Olivia Maurel, who went 30 years before knowing that she was separated from her biological mother at birth, has become an international advocate fighting for the abolition of surrogacy.
In an April 21 article, children’s rights organization Them Before Us tells Maurel’s story: She was raised between the U.S. and France, and her real birth certificate was hidden from her.
“A lot of children born from surrogacy will never know,” Maurel said, according to the outlet. “They’ll just have that instinct, or they’ll be a little bit…screwed up. They’ll grow up with mental problems, they’ll grow up with problems, and that’s really sad.”
Maurel has struggled with relational, emotional, and psychological issues, including a bipolar diagnosis, that she attributes to the trauma of separation from her mother.
“I do thoroughly believe that that trauma led to having a literal mental issue,” she says. “All of my life, I thought that I wasn’t enough for people because apparently I wasn’t enough at birth for my mother to keep me, and money was more important for her than me.”
Maurel explained just how terrifying it is for the newborn infant to be separated from its mother. For nine months, it has only known her — hearing her voice, tasting what she eats, and feeling her emotions.
“The baby, the newborn, that’s going to go out into the real world after birth, has first of all to make that big jump into the real world, and it’s cold, it feels awful, and they’re asking the baby to be detached from its mother, who nourished him for the last nine months,” she said. “That is absolutely traumatizing for a newborn.”
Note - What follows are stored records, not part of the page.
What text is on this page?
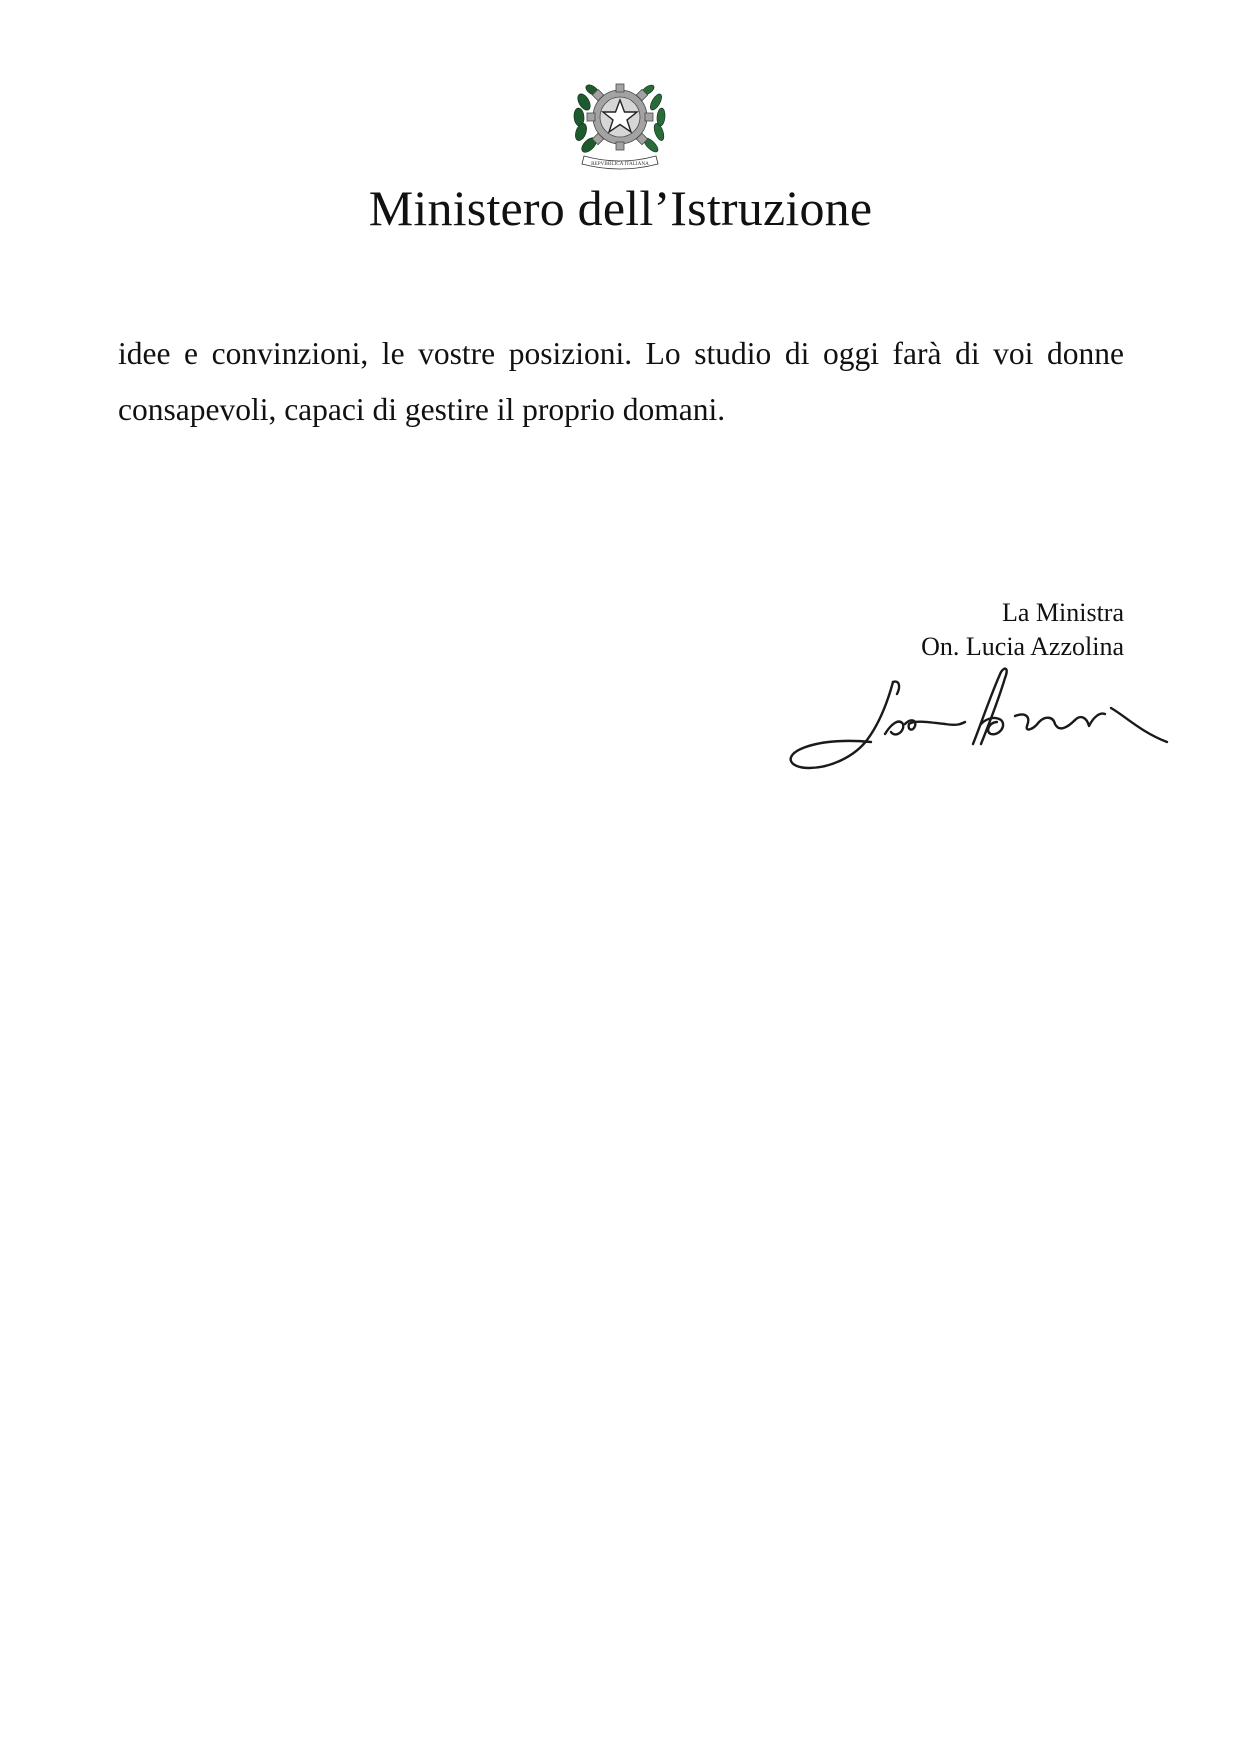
REPVBBLICA ITALIANA
Ministero dell’Istruzione

idee e convinzioni, le vostre posizioni. Lo studio di oggi farà di voi donne consapevoli, capaci di gestire il proprio domani.

La Ministra
On. Lucia Azzolina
Maurel also explained that she grew to understand why her biological mother sold her. She had four other children, had tragically lost a child, and had no stable source of income.
Maurel contrasted the trauma of surrogacy with the trauma of adoption.
“We have the same problem with being abandoned, the same issues growing up, I suppose, with being abandoned,” she said. “However, with a child that’s been abandoned and then adopted, we’re trying to give him a better life. Surrogacy … we’re just signing a contract and buying a child, and hopefully it works out.”
In the past weeks, surrogacy has garnered national attention as a country singer Shane McAnally, who bought an infant through surrogacy, posted a video of himself asking the baby if he wants “Dada” or “Pop.” When the baby babbles “mama” and starts crying, the McAnally laughs and tells him “no mama!”
https://x.com/J_K_Wood/status/2044553649196503454
Josh Wood, who works for Them Before Us, said that the baby is “the face that broke the silence on surrogacy.”
“Not papers and studies. Not a decade of advocates warning where this was headed,” he added. “Just one victim: a motherless baby crying while two men laughed.
McAnally responded by defending the video, stating that the baby is very happy and that he and his male partner “found it hilarious.”